Foi, então, a junção das conjunturas externas e dos acontecimentos internos, nas primeiras décadas do século passado, que deram a Campo Grande as suas principais características no que se refere aos estudos deste item. A primeira delas é o formato quadriculado do seu desenho de cidade, com ruas retas e largas, buscado em consonância com as preocupações de higienização e sanitarização das principais cidades brasileiras e européias, conforme foi analisado em item anterior. A outra característica é a definição da função de entreposto comercial e o estabelecimento do comércio e da pecuária de gado bovino para corte como principais bases da sua economia.

Portanto, a chegada do trem, a estruturação urbana de Campo Grande e a transformação da 14 de Julho em rua principal são assuntos que devem ser analisados levando-se em consideração três momentos distintos, mas complementares.

O primeiro desses momentos refere-se até o ano de 1907, quando ficou estabelecida a inclusão de Campo Grande no traçado definitivo da Estrada de Ferro Noroeste do Brasil. Até aquele fato decisivo, o pequeno vilarejo era constituído de casas alinhadas uma ao lado da outra, ao longo da margem direita do córrego Prosa, tomando o formato de uma rua. Os seus habitantes tinham contato com novas idéias por meio de um sistema de comunicação e trocas de mercadorias, chegadas à vila geralmente em lombos de burros ou carros-de-boi. Tanto as informações quanto as mercadorias eram trazidas de Aquidauana que, por sua vez, as recebia de Corumbá, via fluvial, ou trazidas de São Paulo e do Triângulo Mineiro, por intermédio dos boiadeiros negociantes de gado, existindo, ainda, uma quarta rota de chegada de mercadorias, num comércio fronteiriço, clandestino, proveniente do porto de Concepción, no Paraguai, conforme argumentação de Cleonice Le Bourlegat, na tese já citada.

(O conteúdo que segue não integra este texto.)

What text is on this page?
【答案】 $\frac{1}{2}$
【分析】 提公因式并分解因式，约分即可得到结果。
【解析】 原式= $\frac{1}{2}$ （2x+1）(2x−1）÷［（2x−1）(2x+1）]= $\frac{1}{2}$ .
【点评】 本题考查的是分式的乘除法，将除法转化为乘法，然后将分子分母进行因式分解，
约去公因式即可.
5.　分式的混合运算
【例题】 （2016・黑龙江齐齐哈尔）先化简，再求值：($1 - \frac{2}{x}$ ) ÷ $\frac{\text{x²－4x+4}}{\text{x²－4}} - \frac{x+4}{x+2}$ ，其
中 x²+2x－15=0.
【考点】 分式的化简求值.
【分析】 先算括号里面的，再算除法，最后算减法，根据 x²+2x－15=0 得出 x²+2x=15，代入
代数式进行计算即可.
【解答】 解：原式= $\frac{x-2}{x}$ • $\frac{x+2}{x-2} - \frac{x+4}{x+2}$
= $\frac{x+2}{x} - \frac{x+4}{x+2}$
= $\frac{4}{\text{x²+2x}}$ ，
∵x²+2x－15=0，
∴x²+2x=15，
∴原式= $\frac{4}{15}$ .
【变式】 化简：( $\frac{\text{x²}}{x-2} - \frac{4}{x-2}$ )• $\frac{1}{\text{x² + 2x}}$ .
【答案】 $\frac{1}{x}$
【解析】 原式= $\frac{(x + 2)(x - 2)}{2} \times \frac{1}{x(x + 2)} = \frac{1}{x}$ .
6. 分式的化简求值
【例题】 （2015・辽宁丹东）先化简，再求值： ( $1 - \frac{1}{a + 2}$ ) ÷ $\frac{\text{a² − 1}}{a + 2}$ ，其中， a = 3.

Mas, mesmo assim, naquele momento referido, tudo acontecia na vila de forma muito lenta, numa situação bem típica do modo de vida do

campo, onde o tempo é determinado pelas estações do ano. Isso torna-se mais evidente ao ser verificado que, embora a vila estivesse emancipada desde 1899, a implantação definitiva do município com a eleição do primeiro intendente só aconteceu em 1902 e a primeira sessão da Câmara Municipal ocorreu somente em 1905, quando foi aprovado o primeiro Código de Posturas para o Município. Esse modo de vida era refletido nas relações entre os habitantes e deles com o espaço em que habitavam, assim como nas condições de higiene e de moradia, em forma de pequenos ranchos.

Desta forma, refletindo as relações sociais existentes, ao mesmo tempo em que induzia novas relações, o espaço urbano de Campo Grande começou a ser estruturado junto à confluência dos córregos Prosa e Segredo, a partir de uma única rua, no sentido oeste – leste, com um largo na ponta leste, que servia como estacionamento para as carretas-de-bois dos mascates e dos boiadeiros26. Existia também um rego d’água, construído pelos moradores para o abastecimento das famílias, com a intenção de evitar a perfuração de vários poços. Captada numa pequena cachoeira, próxima à nascente do Córrego Prosa, aquela obra de engenharia primitiva tinha um percurso pela parte mais alta, ao norte do local onde se localizavam as casas27 e tornou-se um elemento tão importante naquela sociedade que teve a sua utilização regulamentada, inicialmente por meio verbal e, posteriormente, através do Código de Posturas, permanecendo o seu uso até 1911, mesmo depois da efetivação da planta da cidade.

O segundo momento refere-se ao período de 1907, após a decisão da inclusão de Campo Grande no traçado definitivo da ferrovia, até 1914 com o fim das obras e a liberação do tráfego de trens entre Bauru e Porto Esperança. Nesse período, foi elaborada, aprovada e construída a planta da cidade, estabelecendo para aquele grupo de habitantes novas maneiras de relacionamento entre eles e deles com o meio em que viviam.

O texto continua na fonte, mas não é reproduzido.